JOHN Herivel, a leading codebreaker at Bletchley Park during the Second World War, has died aged 92.

Mr Herivel, of Oxford, was known for a discovery that led to the breaking of a crucial part of code in 1940.

He was born in Belfast in August 1918 and won a mathematics scholarship to Sidney Sussex College at Cambridge in 1937 before being recruited to Bletchley Park, in Buckinghamshire.

When Mr Herivel arrived at Bletchley Park, aged 21, efforts were already being made to find new ways of cracking German military codes, especially the infamous ‘red’ code.It was in the breaking of this that Mr Herivel made his vital contribution, which became known as ‘The Herivel Tip’ in a process called ‘Herivelismus’.

He had the insight that there must be many German operators of his own age using Enigma code machines under wartime stress.

He correctly assumed that some would take shortcuts through the official procedures to make their life easier.

Mr Herivel’s breakthrough allowed codebreakers to narrow down the possibilities of code, and three months later, to break the Red cipher.

Following the war, Mr Herivel worked as a lecturer in the History and Philosophy of Science at Queen’s University, Belfast.
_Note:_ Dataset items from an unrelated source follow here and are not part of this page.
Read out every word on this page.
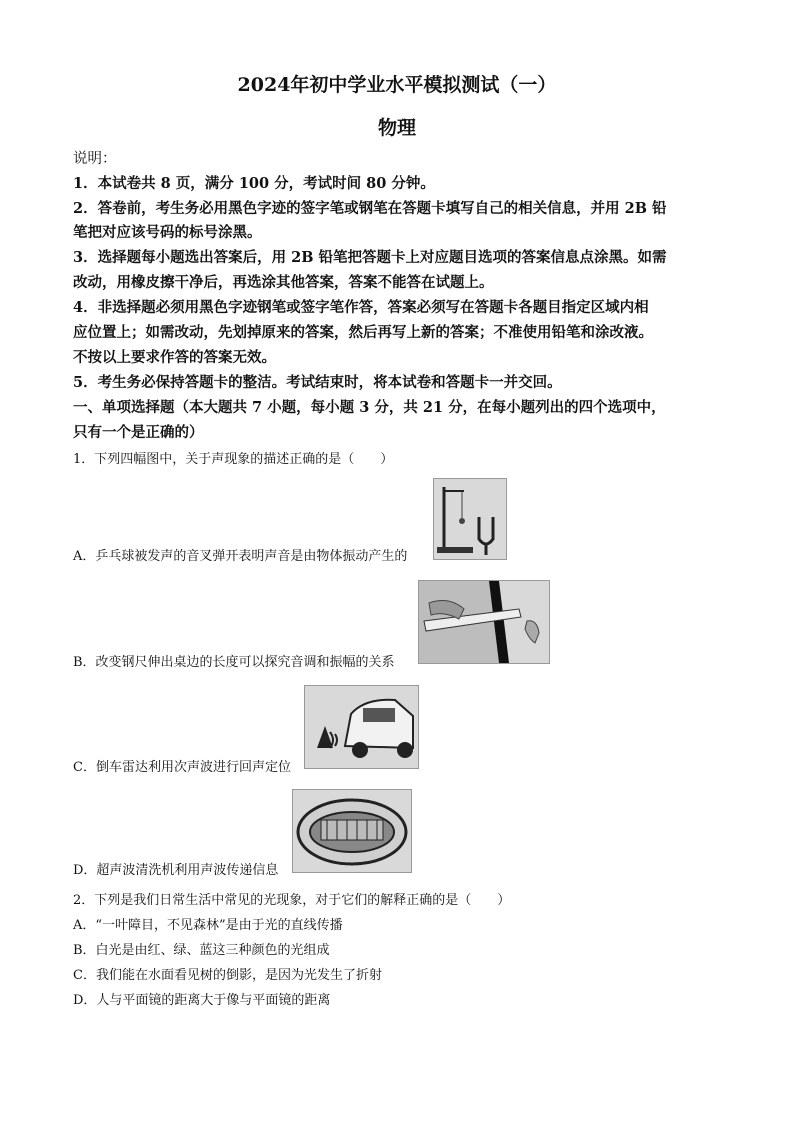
2024年初中学业水平模拟测试（一）
物理
说明：
1．本试卷共 8 页，满分 100 分，考试时间 80 分钟。
2．答卷前，考生务必用黑色字迹的签字笔或钢笔在答题卡填写自己的相关信息，并用 2B 铅
笔把对应该号码的标号涂黑。
3．选择题每小题选出答案后，用 2B 铅笔把答题卡上对应题目选项的答案信息点涂黑。如需
改动，用橡皮擦干净后，再选涂其他答案，答案不能答在试题上。
4．非选择题必须用黑色字迹钢笔或签字笔作答，答案必须写在答题卡各题目指定区域内相
应位置上；如需改动，先划掉原来的答案，然后再写上新的答案；不准使用铅笔和涂改液。
不按以上要求作答的答案无效。
5．考生务必保持答题卡的整洁。考试结束时，将本试卷和答题卡一并交回。
一、单项选择题（本大题共 7 小题，每小题 3 分，共 21 分，在每小题列出的四个选项中，
只有一个是正确的）
1．下列四幅图中，关于声现象的描述正确的是（　　）
A．乒乓球被发声的音叉弹开表明声音是由物体振动产生的
B．改变钢尺伸出桌边的长度可以探究音调和振幅的关系
C．倒车雷达利用次声波进行回声定位
D．超声波清洗机利用声波传递信息
2．下列是我们日常生活中常见的光现象，对于它们的解释正确的是（　　）
A．“一叶障目，不见森林”是由于光的直线传播
B．白光是由红、绿、蓝这三种颜色的光组成
C．我们能在水面看见树的倒影，是因为光发生了折射
D．人与平面镜的距离大于像与平面镜的距离
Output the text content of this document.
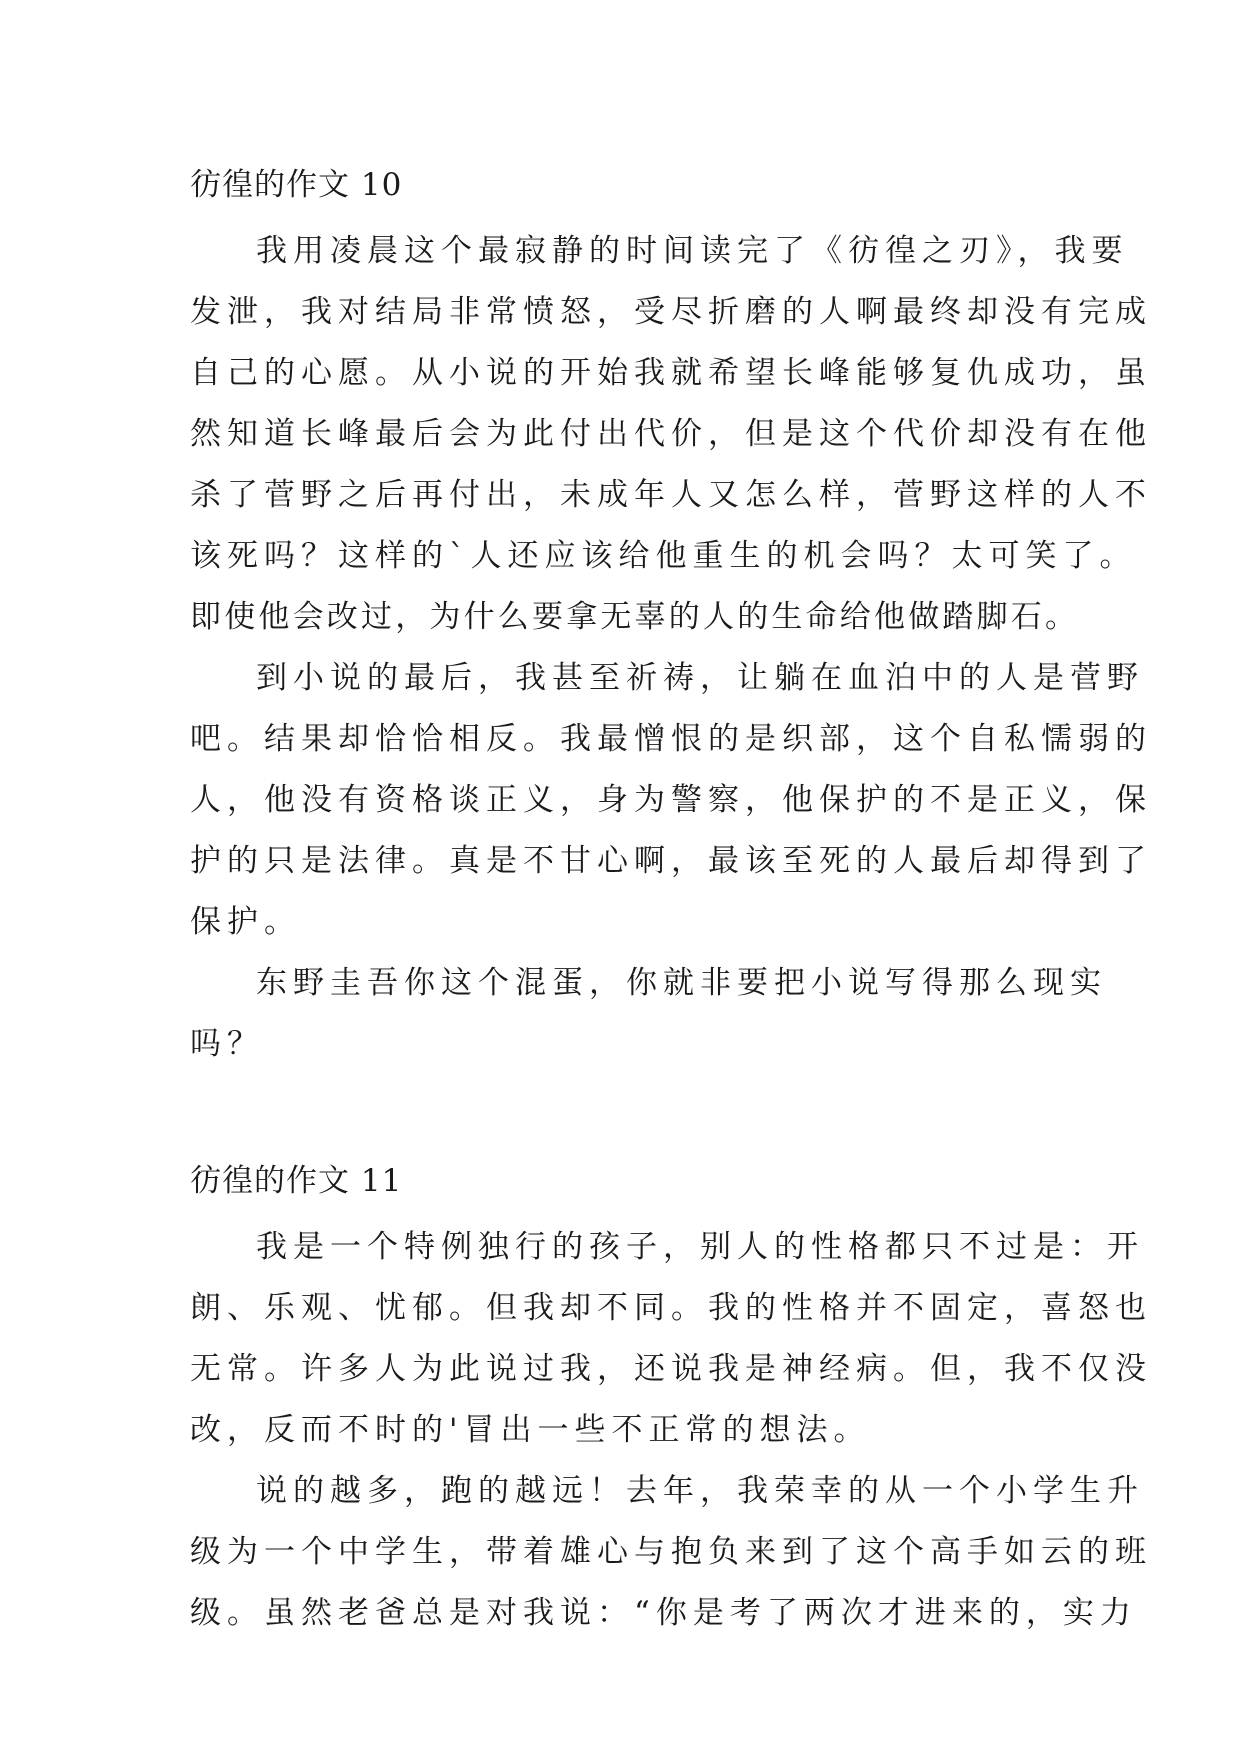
彷徨的作文 10
我用凌晨这个最寂静的时间读完了《彷徨之刃》，我要
发泄，我对结局非常愤怒，受尽折磨的人啊最终却没有完成
自己的心愿。从小说的开始我就希望长峰能够复仇成功，虽
然知道长峰最后会为此付出代价，但是这个代价却没有在他
杀了菅野之后再付出，未成年人又怎么样，菅野这样的人不
该死吗？这样的`人还应该给他重生的机会吗？太可笑了。
即使他会改过，为什么要拿无辜的人的生命给他做踏脚石。
到小说的最后，我甚至祈祷，让躺在血泊中的人是菅野
吧。结果却恰恰相反。我最憎恨的是织部，这个自私懦弱的
人，他没有资格谈正义，身为警察，他保护的不是正义，保
护的只是法律。真是不甘心啊，最该至死的人最后却得到了
保护。
东野圭吾你这个混蛋，你就非要把小说写得那么现实
吗？
彷徨的作文 11
我是一个特例独行的孩子，别人的性格都只不过是：开
朗、乐观、忧郁。但我却不同。我的性格并不固定，喜怒也
无常。许多人为此说过我，还说我是神经病。但，我不仅没
改，反而不时的'冒出一些不正常的想法。
说的越多，跑的越远！去年，我荣幸的从一个小学生升
级为一个中学生，带着雄心与抱负来到了这个高手如云的班
级。虽然老爸总是对我说：“你是考了两次才进来的，实力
He retired to Oxford in 1978 as a Fellow of All Souls, and published a number of books, including Herivelismus and the German Military Enigma in 2008.

His friend Mr Lipscomb remembered: “Returning from lunch one day we fell to discussing the difference between genius and talent.

“‘A genius’, said John, ‘is someone like Mozart, Newton or Einstein who did remarkable things all their life, but a man of talent may have a stroke of genius once in a lifetime’.

“That man was John. I shall miss him sorely.”

Mr Herivel was married to Elizabeth Maude Jones from 1947 until her death in 2005. He is survived by two daughters.